The middle of 2014 was a difficult time for me both personally and professionally. In addition to serious work aggravations, my aging father became seriously ill, and I had to fly between Seattle and Indiana to help care for him. I know that work and aging parent issues are a struggle that other middle-aged people have and is becoming all too common.

My usually healthy, almost 90 year old father got a blood infection that nearly killed him. Luckily, I have family members who came together to care for him, and after a few months, five doctors, good medical care, and persistence from my former athlete dad, he became well again.

But it was a close call that scared us all. I got to spend some time in the Independent Living facility he resides in, and with his fellow residents who range from age from 70 to a hundred years old.
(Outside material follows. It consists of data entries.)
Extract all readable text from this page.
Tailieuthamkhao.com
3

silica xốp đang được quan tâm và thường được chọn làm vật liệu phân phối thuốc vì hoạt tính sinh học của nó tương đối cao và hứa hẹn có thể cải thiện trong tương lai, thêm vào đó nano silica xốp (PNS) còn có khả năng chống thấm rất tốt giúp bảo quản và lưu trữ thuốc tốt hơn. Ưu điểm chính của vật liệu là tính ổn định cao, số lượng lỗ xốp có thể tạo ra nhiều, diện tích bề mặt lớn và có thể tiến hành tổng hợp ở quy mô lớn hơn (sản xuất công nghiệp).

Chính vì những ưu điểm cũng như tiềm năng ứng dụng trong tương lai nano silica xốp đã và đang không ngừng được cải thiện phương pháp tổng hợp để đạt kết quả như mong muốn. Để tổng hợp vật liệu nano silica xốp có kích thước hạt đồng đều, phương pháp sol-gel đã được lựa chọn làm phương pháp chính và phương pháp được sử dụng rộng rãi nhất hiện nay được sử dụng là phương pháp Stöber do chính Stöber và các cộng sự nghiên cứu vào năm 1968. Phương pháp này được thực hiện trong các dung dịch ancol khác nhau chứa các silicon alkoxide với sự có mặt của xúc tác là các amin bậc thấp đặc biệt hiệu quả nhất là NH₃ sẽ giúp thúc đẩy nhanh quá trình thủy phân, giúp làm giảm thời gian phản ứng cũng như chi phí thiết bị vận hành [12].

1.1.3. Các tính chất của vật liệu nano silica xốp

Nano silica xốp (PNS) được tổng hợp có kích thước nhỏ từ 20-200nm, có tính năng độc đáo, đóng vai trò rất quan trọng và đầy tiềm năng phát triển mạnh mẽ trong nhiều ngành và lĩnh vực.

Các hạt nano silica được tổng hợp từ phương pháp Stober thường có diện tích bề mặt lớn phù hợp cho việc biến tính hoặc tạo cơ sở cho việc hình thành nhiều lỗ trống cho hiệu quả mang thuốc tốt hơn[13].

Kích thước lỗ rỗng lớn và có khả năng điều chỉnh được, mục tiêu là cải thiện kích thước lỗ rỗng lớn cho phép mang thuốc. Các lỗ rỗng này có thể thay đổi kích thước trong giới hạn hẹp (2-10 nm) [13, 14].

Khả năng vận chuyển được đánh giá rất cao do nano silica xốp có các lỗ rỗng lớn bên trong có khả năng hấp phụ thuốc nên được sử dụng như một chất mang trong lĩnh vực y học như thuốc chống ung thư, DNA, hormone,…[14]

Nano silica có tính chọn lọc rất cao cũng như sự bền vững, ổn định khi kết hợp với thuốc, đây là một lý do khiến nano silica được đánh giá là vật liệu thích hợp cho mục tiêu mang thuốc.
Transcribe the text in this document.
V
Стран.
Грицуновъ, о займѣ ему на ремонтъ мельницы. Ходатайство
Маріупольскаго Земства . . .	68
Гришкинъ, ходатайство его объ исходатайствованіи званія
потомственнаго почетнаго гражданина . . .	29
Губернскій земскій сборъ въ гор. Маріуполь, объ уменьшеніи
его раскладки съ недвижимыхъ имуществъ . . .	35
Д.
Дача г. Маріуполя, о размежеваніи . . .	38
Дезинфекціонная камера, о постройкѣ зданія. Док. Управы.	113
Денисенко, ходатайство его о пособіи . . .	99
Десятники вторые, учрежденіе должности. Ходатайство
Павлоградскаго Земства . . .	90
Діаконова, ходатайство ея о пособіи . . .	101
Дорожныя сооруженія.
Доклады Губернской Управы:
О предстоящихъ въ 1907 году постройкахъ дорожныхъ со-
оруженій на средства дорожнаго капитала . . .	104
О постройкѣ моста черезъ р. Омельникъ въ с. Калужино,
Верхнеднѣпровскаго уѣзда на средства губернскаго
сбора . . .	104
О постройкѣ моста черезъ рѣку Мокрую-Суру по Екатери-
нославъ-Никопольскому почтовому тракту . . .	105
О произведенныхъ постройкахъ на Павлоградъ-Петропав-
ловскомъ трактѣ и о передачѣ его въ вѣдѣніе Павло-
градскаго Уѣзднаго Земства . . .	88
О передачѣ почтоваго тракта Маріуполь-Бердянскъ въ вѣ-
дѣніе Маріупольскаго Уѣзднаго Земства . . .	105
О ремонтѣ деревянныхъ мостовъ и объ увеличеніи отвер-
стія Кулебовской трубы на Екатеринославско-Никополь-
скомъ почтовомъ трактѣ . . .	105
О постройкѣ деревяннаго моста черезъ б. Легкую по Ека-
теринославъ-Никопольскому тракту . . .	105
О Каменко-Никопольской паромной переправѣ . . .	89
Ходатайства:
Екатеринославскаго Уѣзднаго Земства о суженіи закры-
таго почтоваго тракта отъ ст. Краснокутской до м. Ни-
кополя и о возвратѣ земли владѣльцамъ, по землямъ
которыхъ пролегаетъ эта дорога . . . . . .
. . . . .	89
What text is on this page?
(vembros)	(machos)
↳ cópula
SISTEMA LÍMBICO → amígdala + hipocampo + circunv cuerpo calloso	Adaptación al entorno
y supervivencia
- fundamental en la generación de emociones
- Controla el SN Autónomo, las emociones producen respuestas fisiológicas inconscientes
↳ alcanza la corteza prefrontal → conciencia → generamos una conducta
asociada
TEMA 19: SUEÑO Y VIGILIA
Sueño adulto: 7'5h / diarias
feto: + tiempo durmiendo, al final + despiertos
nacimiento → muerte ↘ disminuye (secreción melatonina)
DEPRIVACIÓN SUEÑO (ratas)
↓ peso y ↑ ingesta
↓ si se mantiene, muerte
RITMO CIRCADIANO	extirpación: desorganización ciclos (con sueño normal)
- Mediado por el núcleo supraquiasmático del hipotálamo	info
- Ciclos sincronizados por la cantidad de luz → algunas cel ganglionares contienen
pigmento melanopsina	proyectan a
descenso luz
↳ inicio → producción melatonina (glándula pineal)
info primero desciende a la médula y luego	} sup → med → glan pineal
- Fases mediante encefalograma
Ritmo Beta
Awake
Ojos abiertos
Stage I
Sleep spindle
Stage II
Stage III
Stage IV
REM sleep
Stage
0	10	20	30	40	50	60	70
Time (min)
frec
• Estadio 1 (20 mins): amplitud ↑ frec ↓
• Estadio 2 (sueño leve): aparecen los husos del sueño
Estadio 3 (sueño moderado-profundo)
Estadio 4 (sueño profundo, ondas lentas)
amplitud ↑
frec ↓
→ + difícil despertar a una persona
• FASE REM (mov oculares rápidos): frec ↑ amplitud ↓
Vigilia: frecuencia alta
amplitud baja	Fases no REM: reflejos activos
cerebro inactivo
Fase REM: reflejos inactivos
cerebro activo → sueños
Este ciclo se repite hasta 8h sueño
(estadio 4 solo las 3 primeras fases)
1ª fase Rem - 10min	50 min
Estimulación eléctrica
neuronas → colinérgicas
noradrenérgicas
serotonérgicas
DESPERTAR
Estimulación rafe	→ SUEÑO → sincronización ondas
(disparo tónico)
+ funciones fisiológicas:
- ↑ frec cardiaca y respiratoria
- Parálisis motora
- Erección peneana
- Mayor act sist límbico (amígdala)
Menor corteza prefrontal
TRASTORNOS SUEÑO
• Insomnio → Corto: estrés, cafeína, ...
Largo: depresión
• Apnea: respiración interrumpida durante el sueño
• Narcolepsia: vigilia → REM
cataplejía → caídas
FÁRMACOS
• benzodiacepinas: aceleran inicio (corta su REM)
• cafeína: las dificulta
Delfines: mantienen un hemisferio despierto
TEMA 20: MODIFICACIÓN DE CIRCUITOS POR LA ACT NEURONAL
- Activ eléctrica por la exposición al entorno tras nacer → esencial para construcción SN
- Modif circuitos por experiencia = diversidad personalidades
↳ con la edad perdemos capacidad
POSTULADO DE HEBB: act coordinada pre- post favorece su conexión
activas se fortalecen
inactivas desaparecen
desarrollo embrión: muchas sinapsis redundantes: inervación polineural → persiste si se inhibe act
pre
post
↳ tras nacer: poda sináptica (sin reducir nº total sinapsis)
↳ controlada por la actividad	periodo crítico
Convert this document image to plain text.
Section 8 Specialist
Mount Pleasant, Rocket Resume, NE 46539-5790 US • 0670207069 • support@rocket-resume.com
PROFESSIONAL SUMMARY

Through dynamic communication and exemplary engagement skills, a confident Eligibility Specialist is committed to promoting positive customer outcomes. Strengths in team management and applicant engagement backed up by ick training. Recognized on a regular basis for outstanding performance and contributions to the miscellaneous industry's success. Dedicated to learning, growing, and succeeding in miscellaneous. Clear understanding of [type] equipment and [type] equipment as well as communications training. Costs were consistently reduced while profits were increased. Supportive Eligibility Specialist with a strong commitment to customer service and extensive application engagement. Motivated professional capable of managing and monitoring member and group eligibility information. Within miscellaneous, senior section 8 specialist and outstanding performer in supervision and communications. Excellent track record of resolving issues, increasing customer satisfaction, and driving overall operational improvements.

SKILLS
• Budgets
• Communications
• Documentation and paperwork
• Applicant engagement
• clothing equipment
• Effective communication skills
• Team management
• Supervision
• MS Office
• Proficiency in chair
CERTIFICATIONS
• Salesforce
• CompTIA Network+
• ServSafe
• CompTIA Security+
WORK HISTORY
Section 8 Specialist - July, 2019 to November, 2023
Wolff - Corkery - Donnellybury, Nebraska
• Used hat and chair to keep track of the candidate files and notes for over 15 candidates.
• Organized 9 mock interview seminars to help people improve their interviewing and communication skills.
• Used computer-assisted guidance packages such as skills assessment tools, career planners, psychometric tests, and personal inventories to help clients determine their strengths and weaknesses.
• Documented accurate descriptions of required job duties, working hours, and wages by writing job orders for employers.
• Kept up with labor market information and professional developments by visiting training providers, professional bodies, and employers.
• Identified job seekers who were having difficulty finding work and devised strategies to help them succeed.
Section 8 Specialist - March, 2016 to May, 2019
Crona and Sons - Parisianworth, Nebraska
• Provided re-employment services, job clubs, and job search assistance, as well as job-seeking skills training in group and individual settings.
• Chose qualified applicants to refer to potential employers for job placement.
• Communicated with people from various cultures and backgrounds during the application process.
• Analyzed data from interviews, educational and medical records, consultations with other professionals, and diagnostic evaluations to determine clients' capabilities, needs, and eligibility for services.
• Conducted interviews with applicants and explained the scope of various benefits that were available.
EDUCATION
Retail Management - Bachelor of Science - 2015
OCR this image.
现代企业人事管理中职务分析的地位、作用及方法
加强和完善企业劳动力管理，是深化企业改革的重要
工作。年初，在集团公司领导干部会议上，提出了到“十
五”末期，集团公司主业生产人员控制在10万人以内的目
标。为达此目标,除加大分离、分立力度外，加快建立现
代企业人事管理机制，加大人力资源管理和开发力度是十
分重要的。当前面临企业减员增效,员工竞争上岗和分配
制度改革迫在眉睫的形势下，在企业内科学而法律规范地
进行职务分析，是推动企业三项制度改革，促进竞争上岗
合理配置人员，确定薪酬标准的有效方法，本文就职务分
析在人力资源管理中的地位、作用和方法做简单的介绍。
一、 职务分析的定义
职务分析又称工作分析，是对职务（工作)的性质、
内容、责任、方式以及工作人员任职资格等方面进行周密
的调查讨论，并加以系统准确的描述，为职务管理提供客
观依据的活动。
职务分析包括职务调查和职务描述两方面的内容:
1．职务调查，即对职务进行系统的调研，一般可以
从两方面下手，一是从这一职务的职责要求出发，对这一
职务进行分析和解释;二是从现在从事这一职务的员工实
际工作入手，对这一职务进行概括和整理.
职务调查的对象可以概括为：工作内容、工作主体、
It gave me a good chance to see what the other side of retirement looks like. There’s people in their eighties and nineties who choose to be socially active, walk frequently, or even work out at there on site gym. They eat together, play cards, talk about their families, travel to see their kids, grandkids, volunteer, and do so much more.

The funny thing is that many of these “greatest generation” folks have known each other since birth, having gone to grade school, high school, college, and even WWII together. They even hung out together as families, and many went to the funerals of each other’s spouses.

At one point during my dad’s illness, I decided that I should move back to my hometown, sell my house in Seattle, and focus on taking care of him. Luckily, my house didn’t sell and my dad was totally against the idea. His independent nature incented him to take care of himself. I learned that he has a support community and can still take care of himself. He didn’t meet need me to move in down the street, and wanted me to live my own life, and I was very grateful for that.

On my last visit during his recovery, his friends and fellow residents approached me to assure me that he’d be fine and they would watch out for him. It was a great relief. I took a moment to thank them, asking them how they enjoyed living at the facility. They looked at each other, smiled and shook their heads.

“I don’t know how I ended up here. It seems like just yesterday I was 16, and now I’m 89. How did that happen?”

Her comment hit me hard. It wasn’t just about saving money for retirement or even planning for retirement, it was more about living well, and keeping a balance of health, creativity, people, time, money, and priorities.

Age 90 will be here before I know it, and possibly 100 given my lineage.

It was time to start not just reinventing myself, by creating a new life that I enjoyed and helped me be happy, healthy, creative, and financially abundant for all of my years.